The foundation is also working to change its relationships with community members it works with.
Moving forward, the community grants will include a multi-year process including meetings and shared decision making to improve advocacy opportunities and systemic change. The process will involve members of western Cook County, plus partners like mental health practitioners and policy makers.
“It’s more than just a grant award. It is a continuation of building a relationship, building the trust, building the network,” Martinez said. “Our goal in the coming year is to continue building on the networks to see what things we can invest in as an organization and also attract other resources.”
Part of this goal is to create a growing network that can increasingly fund local organizations.
“We received an unprecedented amount of proposals, demonstrating the significant need facing our community partners throughout the entire West Cook region, from Elmwood Park to Berwyn, and from Melrose Park to Austin,” Martinez said in a statement.

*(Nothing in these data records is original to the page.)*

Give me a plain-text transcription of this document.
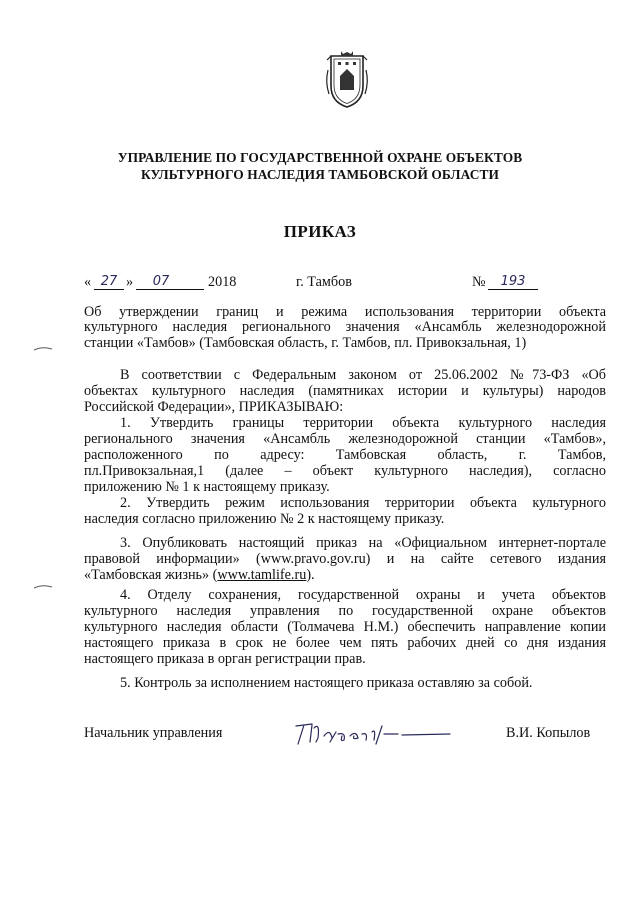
УПРАВЛЕНИЕ ПО ГОСУДАРСТВЕННОЙ ОХРАНЕ ОБЪЕКТОВ
КУЛЬТУРНОГО НАСЛЕДИЯ ТАМБОВСКОЙ ОБЛАСТИ
ПРИКАЗ
« 27 »	07	2018	г. Тамбов	№	193
Об утверждении границ и режима использования территории объекта
культурного наследия регионального значения «Ансамбль железнодорожной
станции «Тамбов» (Тамбовская область, г. Тамбов, пл. Привокзальная, 1)
В соответствии с Федеральным законом от 25.06.2002 №73-ФЗ «Об
объектах культурного наследия (памятниках истории и культуры) народов
Российской Федерации», ПРИКАЗЫВАЮ:
1. Утвердить границы территории объекта культурного наследия
регионального значения «Ансамбль железнодорожной станции «Тамбов»,
расположенного по адресу: Тамбовская область, г. Тамбов,
пл.Привокзальная,1 (далее – объект культурного наследия), согласно
приложению № 1 к настоящему приказу.
2. Утвердить режим использования территории объекта культурного
наследия согласно приложению № 2 к настоящему приказу.
3. Опубликовать настоящий приказ на «Официальном интернет-портале
правовой информации» (www.pravo.gov.ru) и на сайте сетевого издания
«Тамбовская жизнь» (www.tamlife.ru).
4. Отделу сохранения, государственной охраны и учета объектов
культурного наследия управления по государственной охране объектов
культурного наследия области (Толмачева Н.М.) обеспечить направление копии
настоящего приказа в срок не более чем пять рабочих дней со дня издания
настоящего приказа в орган регистрации прав.
5. Контроль за исполнением настоящего приказа оставляю за собой.
Начальник управления	В.И. Копылов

And while the most-recent $265,000 in community grants going to 18 organizations is higher than the average 15 groups who get a total $150,000 to $200,000, the Oak Park-River Forest Community Foundation received over $1 million in requests and over 50 nonprofit applications.
“If we were able to get more funding, we would have figured out ways to support them as well,” Martinez told GCM. The foundation will remain in contact with those who didn’t receive a grant this year and look to connect them with other philanthropic opportunities.
Martinez added, “I’m hoping that this also inspires individual donors to understand that the need is tremendous.”